You do not see bonbori lighting very often these days unless you stay at a ryokan. The Botan no Hana is bonbori lighting crafted with a sashimono framework using Japanese cedar and covered by handmade Japanese paper from the Mino region. Today, most traditional bonbori lighting is made in Kyoto using Japanese cedar. The Japanese began using bonbori as pendant lighting around the Taisho and early Showa periods when andon lamps using candles and canola oil disappeared and electricity came into widespread use.
Despite the lighting’s relatively short history, the ambiance created by bonbori radiates a nostalgic Japanese atmosphere and distinct character, projecting an extraordinary presence. This Botan no Hana was carefully assembled by sashimono carpenters in Nagoya with Japanese paper handcrafted by artisans in the Mino region.
In the new modern space beyond the traditional ambiance, we wanted to express a modern presence with the design and soft lighting from Japanese paper. What makes this bonbori lighting different from others is the thin Japanese cedar frame. While the width of the frame for common bonbori is 7 to 8 mm, we thinned the frame to 5 mm in width. Since the thinner frame made it difficult to maintain the shape, we searched for the ideal relationship between width and depth for cedar materials and thinned the frame to the utmost limit.

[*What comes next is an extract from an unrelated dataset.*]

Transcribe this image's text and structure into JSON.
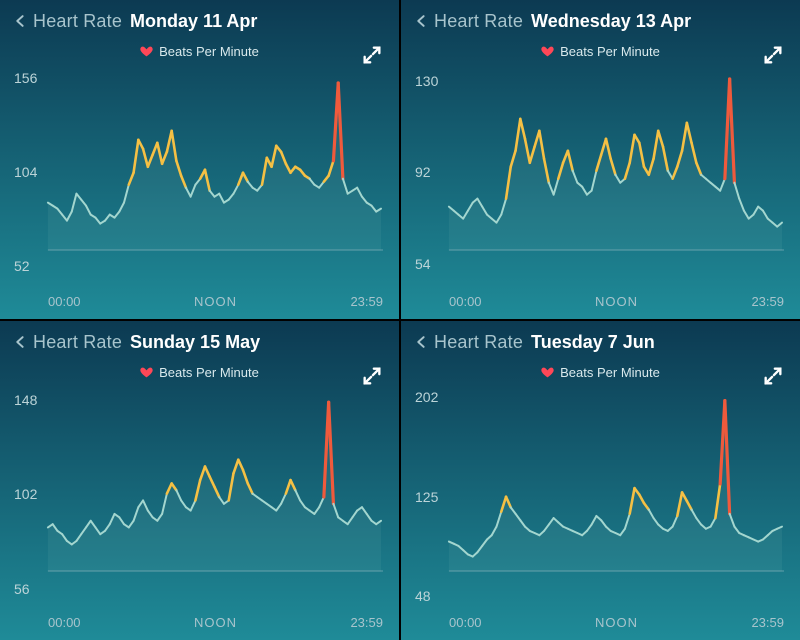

Another challenge was that when covering the 5 mm wide cedar frame with washi paper on both sides, the paper runs off the edge without covering precisely because the area of adhesion of the washi is only 2.5 to 3 mm, which is thinner than the frame. An artisan spends three to four hours covering the bonbori with Japanese paper. This task of precisely covering the inside of a curved frame with washi paper truly requires patience.

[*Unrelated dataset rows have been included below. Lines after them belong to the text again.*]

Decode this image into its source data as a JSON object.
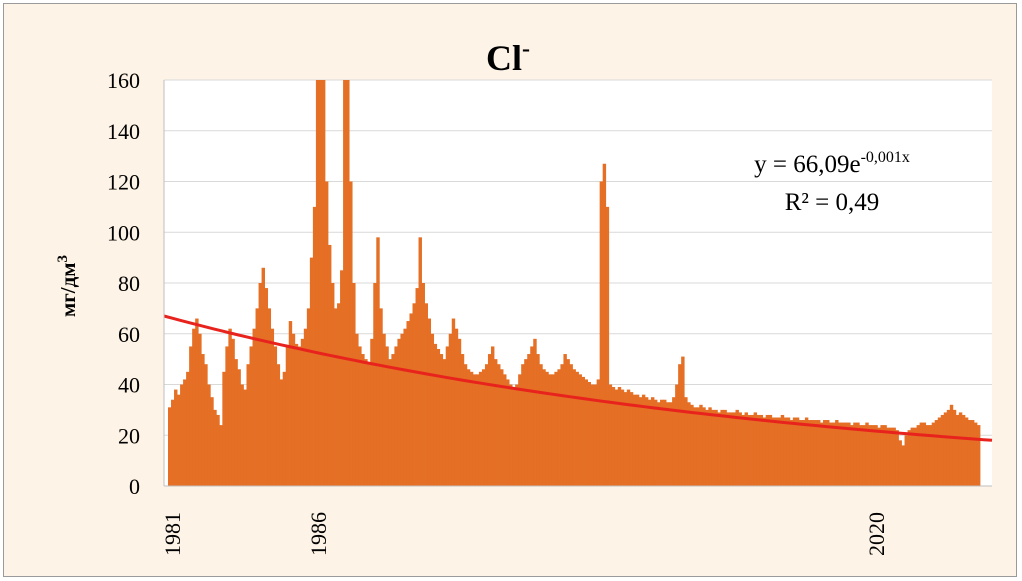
{
  "chart_data": {
    "type": "bar",
    "title": "Cl",
    "title_superscript": "-",
    "ylabel": "мг/дм",
    "ylabel_superscript": "3",
    "xlabel": "",
    "ylim": [
      0,
      160
    ],
    "yticks": [
      "0",
      "20",
      "40",
      "60",
      "80",
      "100",
      "120",
      "140",
      "160"
    ],
    "xticks": [
      "1981",
      "1986",
      "2020"
    ],
    "grid": true,
    "bar_color": "#e46f25",
    "trend_color": "#e8231d",
    "background_color": "#fdf3e6",
    "trendline": {
      "type": "exponential",
      "equation_prefix": "y = 66,09e",
      "equation_exponent": "-0,001x",
      "r2_text": "R² = 0,49",
      "a": 66.09,
      "start_value": 67,
      "end_value": 18
    },
    "series": [
      {
        "values": [
          31,
          34,
          38,
          36,
          40,
          42,
          45,
          55,
          62,
          66,
          60,
          52,
          48,
          40,
          35,
          30,
          28,
          24,
          45,
          55,
          62,
          58,
          50,
          46,
          40,
          38,
          48,
          55,
          62,
          70,
          80,
          86,
          78,
          70,
          62,
          55,
          48,
          42,
          45,
          55,
          65,
          60,
          56,
          55,
          58,
          62,
          70,
          90,
          110,
          160,
          160,
          160,
          120,
          95,
          80,
          70,
          72,
          85,
          160,
          160,
          120,
          80,
          60,
          55,
          52,
          50,
          48,
          58,
          80,
          98,
          70,
          60,
          55,
          50,
          52,
          55,
          58,
          60,
          62,
          65,
          68,
          72,
          78,
          98,
          80,
          72,
          66,
          60,
          56,
          54,
          52,
          50,
          55,
          60,
          66,
          62,
          58,
          52,
          48,
          46,
          45,
          44,
          44,
          45,
          46,
          48,
          52,
          55,
          50,
          48,
          46,
          44,
          42,
          40,
          38,
          40,
          44,
          48,
          50,
          52,
          55,
          58,
          52,
          48,
          46,
          45,
          44,
          44,
          45,
          46,
          48,
          52,
          50,
          48,
          46,
          45,
          44,
          43,
          42,
          41,
          40,
          40,
          42,
          120,
          127,
          110,
          40,
          39,
          38,
          39,
          38,
          37,
          38,
          37,
          36,
          36,
          35,
          36,
          35,
          34,
          35,
          34,
          33,
          34,
          34,
          33,
          33,
          35,
          40,
          48,
          51,
          35,
          33,
          32,
          31,
          31,
          32,
          31,
          30,
          31,
          30,
          30,
          29,
          30,
          30,
          29,
          29,
          29,
          30,
          29,
          28,
          29,
          28,
          28,
          29,
          28,
          28,
          27,
          28,
          28,
          27,
          27,
          27,
          28,
          27,
          27,
          26,
          27,
          27,
          26,
          26,
          27,
          26,
          26,
          26,
          26,
          25,
          26,
          26,
          25,
          25,
          26,
          25,
          25,
          25,
          25,
          24,
          25,
          25,
          24,
          24,
          25,
          24,
          24,
          24,
          23,
          24,
          24,
          23,
          23,
          23,
          22,
          18,
          16,
          20,
          22,
          23,
          23,
          24,
          25,
          25,
          24,
          24,
          25,
          26,
          27,
          28,
          29,
          30,
          32,
          30,
          28,
          29,
          28,
          27,
          26,
          26,
          25,
          24
        ]
      }
    ]
  }
}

For the overall shape, we wanted to preserve the gentle, circular shape of traditional bonbori lighting while maintaining a modern ambiance without strong Japanese elements. Our goal was to instill Japanese and fresh modern elements into the ambiance with a light filtered through Japanese paper. For the cedar frame, we created a line of curved wood to appear as if the shoulders were slightly lifted, adding a modern element to the standard shape.

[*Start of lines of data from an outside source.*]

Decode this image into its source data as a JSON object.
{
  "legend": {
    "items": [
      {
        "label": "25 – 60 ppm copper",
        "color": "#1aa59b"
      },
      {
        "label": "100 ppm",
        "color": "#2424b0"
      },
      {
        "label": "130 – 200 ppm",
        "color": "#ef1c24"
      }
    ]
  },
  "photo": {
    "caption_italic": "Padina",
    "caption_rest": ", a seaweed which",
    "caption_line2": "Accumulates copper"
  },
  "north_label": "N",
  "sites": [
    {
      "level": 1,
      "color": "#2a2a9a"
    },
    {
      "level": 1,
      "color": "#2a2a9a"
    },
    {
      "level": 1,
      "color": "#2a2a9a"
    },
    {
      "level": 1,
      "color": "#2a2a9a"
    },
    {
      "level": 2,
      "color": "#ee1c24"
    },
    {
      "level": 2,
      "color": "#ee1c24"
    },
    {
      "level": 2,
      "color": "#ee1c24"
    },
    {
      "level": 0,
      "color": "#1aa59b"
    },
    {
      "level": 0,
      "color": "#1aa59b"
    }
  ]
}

Even with additional elements, we remained particular about the basic materials and assembly to secure the essential overall impression of bonbori lighting. This bonbori lighting is built with the thinnest Japanese cedar frame in history. We think that the slender cedar material gives the lighting a delicate atmosphere across the board. This Botan no Hana is an ensemble of the sashimono carpenter’s sophisticated skills and spirit to take on new challenges along with the beauty of washi paper crafted through genuine works by artisans from the Mino region.